Fireworks AI pricing
PREREQUISITES
Python 3.8+Fireworks AI API keypip install openai>=1.0
Setup
Install the openai Python package to interact with Fireworks AI's OpenAI-compatible API. Set your Fireworks AI API key as an environment variable for secure authentication.
- Install package:
pip install openai - Set environment variable:
export FIREWORKS_API_KEY='your_api_key'(Linux/macOS) orset FIREWORKS_API_KEY=your_api_key(Windows)

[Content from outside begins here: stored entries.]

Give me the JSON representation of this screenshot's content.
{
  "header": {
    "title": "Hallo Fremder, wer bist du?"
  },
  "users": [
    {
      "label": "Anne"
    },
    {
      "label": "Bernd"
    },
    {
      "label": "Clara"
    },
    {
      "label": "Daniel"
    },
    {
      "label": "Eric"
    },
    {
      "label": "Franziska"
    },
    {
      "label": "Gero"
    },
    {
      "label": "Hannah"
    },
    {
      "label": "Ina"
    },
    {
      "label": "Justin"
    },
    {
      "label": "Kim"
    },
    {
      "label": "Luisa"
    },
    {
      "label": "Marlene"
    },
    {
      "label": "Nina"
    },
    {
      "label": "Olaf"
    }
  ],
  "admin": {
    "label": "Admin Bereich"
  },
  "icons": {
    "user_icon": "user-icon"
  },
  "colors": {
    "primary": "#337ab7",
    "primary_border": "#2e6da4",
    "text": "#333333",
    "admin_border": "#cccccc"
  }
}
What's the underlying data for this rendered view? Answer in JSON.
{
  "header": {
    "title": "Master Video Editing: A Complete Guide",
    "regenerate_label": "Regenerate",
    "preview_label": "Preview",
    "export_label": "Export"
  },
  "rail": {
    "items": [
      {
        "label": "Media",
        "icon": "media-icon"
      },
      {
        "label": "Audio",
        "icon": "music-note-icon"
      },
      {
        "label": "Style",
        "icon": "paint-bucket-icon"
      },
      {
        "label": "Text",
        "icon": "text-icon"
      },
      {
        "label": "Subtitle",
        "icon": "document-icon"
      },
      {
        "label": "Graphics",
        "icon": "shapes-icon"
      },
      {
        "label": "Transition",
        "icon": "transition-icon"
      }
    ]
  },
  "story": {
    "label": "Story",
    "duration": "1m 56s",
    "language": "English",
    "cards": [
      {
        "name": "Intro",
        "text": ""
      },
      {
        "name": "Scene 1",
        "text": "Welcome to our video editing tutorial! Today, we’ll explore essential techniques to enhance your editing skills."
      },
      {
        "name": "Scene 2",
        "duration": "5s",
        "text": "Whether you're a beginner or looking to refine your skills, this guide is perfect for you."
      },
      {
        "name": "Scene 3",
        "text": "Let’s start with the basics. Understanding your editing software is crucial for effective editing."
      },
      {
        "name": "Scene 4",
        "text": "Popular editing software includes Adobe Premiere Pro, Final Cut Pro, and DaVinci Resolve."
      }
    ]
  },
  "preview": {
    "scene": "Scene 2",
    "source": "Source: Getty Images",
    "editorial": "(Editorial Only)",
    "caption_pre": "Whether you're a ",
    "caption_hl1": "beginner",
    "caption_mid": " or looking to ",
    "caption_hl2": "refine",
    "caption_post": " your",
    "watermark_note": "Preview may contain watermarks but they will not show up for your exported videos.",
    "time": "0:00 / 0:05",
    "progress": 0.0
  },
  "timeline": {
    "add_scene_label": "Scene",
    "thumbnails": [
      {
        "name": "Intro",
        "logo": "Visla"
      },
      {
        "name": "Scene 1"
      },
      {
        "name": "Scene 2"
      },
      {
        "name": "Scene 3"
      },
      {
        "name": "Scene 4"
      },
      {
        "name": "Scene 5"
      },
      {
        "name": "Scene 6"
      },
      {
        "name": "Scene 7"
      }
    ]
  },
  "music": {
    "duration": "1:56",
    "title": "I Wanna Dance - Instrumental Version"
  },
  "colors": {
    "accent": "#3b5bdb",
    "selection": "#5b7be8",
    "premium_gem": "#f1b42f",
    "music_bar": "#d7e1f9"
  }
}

pip install openai Collecting openai Downloading openai-1.x.x-py3-none-any.whl (xx kB) Installing collected packages: openai Successfully installed openai-1.x.x
Step by step
Use the OpenAI SDK with the Fireworks AI base URL to call the API. Replace os.environ["FIREWORKS_API_KEY"] with your environment variable. This example sends a chat completion request to the Fireworks AI Llama 3.3 70B Instruct model.
import os
from openai import OpenAI
client = OpenAI(api_key=os.environ["FIREWORKS_API_KEY"],
base_url="https://api.fireworks.ai/inference/v1")
response = client.chat.completions.create(
model="accounts/fireworks/models/llama-v3p3-70b-instruct",
messages=[{"role": "user", "content": "Hello, Fireworks AI pricing details?"}]
)
print(response.choices[0].message.content) Fireworks AI pricing is usage-based, charged per token processed. For exact rates, visit https://fireworks.ai/pricing.
Common variations
You can switch models by changing the model parameter to other Fireworks AI models like accounts/fireworks/models/deepseek-r1. For asynchronous calls, use Python's asyncio with the OpenAI SDK's async client. Streaming responses are also supported by setting stream=True in the request.
import os
import asyncio
from openai import OpenAI
async def async_chat():
client = OpenAI(api_key=os.environ["FIREWORKS_API_KEY"],
base_url="https://api.fireworks.ai/inference/v1")
stream = await client.chat.completions.create(
model="accounts/fireworks/models/llama-v3p3-70b-instruct",
messages=[{"role": "user", "content": "Stream Fireworks AI pricing info."}],
stream=True
)
async for chunk in stream:
print(chunk.choices[0].delta.content or "", end="", flush=True)
asyncio.run(async_chat()) Fireworks AI pricing is usage-based, charged per token processed. For exact rates, visit https://fireworks.ai/pricing.
Troubleshooting
- If you receive authentication errors, verify your
FIREWORKS_API_KEYenvironment variable is set correctly. - For HTTP 429 rate limit errors, reduce request frequency or check your Fireworks AI plan limits.
- If the model is not found, confirm the model name matches Fireworks AI's current offerings.
Key Takeaways
- Fireworks AI pricing is usage-based and charged per token processed via API calls.
- Use the OpenAI SDK with the Fireworks AI base URL and your API key for integration.
- Check Fireworks AI's official pricing page regularly as rates and models may change.